Change = Loss
Managing change with tools and techniques to lead people through adoption is, as you may know, a passionate topic that I spend most of my waking hours thinking about. When sharing the stakeholder assessment – we look at the Gain, Loss and Fear that accompanies change. I find I usually focus on the gain of the change – what are the stakeholders gaining in this situation? I don’t mind focusing of the fear as I feel it’s something I can plan to address, but the loss is tough to deal with. The experience of change is so personal. Especially the loss.
As project, HR or change professionals we may move quickly past the loss. The lost job, lost opportunity, or loss of comfort in staying in the situation we know. We don’t always know what to do or say and so we move quickly past the discussion.
Today, I’m thinking about loss on a personal level. While I believe it’s the transition state that’s so uncomfortable, losing the current state is always hard and we grieve for what no longer is.
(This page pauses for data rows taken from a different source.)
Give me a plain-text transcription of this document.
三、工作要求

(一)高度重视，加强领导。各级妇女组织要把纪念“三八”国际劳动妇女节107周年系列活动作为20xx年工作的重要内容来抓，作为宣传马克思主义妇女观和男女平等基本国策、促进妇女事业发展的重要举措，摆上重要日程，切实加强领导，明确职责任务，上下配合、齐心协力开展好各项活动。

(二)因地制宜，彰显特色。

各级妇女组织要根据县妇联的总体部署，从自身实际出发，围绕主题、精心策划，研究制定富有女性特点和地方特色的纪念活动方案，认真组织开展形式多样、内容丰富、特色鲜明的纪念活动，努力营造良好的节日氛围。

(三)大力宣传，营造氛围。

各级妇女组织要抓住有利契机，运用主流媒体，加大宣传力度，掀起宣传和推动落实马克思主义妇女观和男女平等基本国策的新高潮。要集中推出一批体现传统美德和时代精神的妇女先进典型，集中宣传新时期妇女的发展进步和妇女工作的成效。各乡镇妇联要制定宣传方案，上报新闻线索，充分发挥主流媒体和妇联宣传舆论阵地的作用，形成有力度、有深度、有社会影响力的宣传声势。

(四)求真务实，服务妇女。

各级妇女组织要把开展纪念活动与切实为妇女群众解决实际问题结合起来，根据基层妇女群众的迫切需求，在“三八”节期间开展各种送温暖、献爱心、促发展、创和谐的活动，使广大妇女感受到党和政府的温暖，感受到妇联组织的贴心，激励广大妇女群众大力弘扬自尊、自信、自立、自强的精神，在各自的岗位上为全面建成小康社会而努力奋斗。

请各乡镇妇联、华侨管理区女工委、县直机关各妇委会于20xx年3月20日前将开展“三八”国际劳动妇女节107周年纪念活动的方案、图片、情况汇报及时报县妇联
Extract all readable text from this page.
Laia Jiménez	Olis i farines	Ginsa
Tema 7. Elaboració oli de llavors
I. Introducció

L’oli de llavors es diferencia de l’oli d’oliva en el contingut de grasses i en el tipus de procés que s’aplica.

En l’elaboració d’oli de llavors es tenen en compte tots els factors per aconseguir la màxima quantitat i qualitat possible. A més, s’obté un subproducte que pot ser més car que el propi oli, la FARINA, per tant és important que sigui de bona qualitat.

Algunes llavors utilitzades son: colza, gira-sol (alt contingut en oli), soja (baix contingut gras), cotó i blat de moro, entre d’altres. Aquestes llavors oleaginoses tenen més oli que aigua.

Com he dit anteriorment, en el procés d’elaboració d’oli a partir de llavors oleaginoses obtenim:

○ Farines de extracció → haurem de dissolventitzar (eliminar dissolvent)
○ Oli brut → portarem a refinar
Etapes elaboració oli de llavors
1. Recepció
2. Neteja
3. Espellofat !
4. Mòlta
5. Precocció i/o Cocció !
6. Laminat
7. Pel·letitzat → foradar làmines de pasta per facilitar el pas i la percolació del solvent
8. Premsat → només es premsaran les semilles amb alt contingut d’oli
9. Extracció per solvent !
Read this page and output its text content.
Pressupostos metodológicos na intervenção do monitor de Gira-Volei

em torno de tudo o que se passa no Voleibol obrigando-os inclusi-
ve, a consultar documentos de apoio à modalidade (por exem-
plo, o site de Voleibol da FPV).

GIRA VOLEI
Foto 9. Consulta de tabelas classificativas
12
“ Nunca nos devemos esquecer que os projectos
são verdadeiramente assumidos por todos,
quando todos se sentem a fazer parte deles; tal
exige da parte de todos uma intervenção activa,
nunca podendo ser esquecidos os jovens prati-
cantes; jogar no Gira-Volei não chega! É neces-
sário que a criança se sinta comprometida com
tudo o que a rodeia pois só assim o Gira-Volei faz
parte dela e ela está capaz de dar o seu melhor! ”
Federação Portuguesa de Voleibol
My current state seems to be a season of loss. In the past couple of months, I’ve lost my mother to Alzheimer’s and my aunt (her sister) to age and our family dog, Pokey is sadly failing and in pain, so this loss is imminent as well. I don’t see the benefit of the change in any of these situations and though I know the elimination of suffering is a benefit – the loss feels as though the suffering is just transferred to those who love the lost.
Though it often sounds trite, change is hard. It’s hard in many ways. If what we do can help a person to manage to get through a change, even just for a few moments, change management is worth it. What type of change are you dealing with? How can we help each other in our community move through change?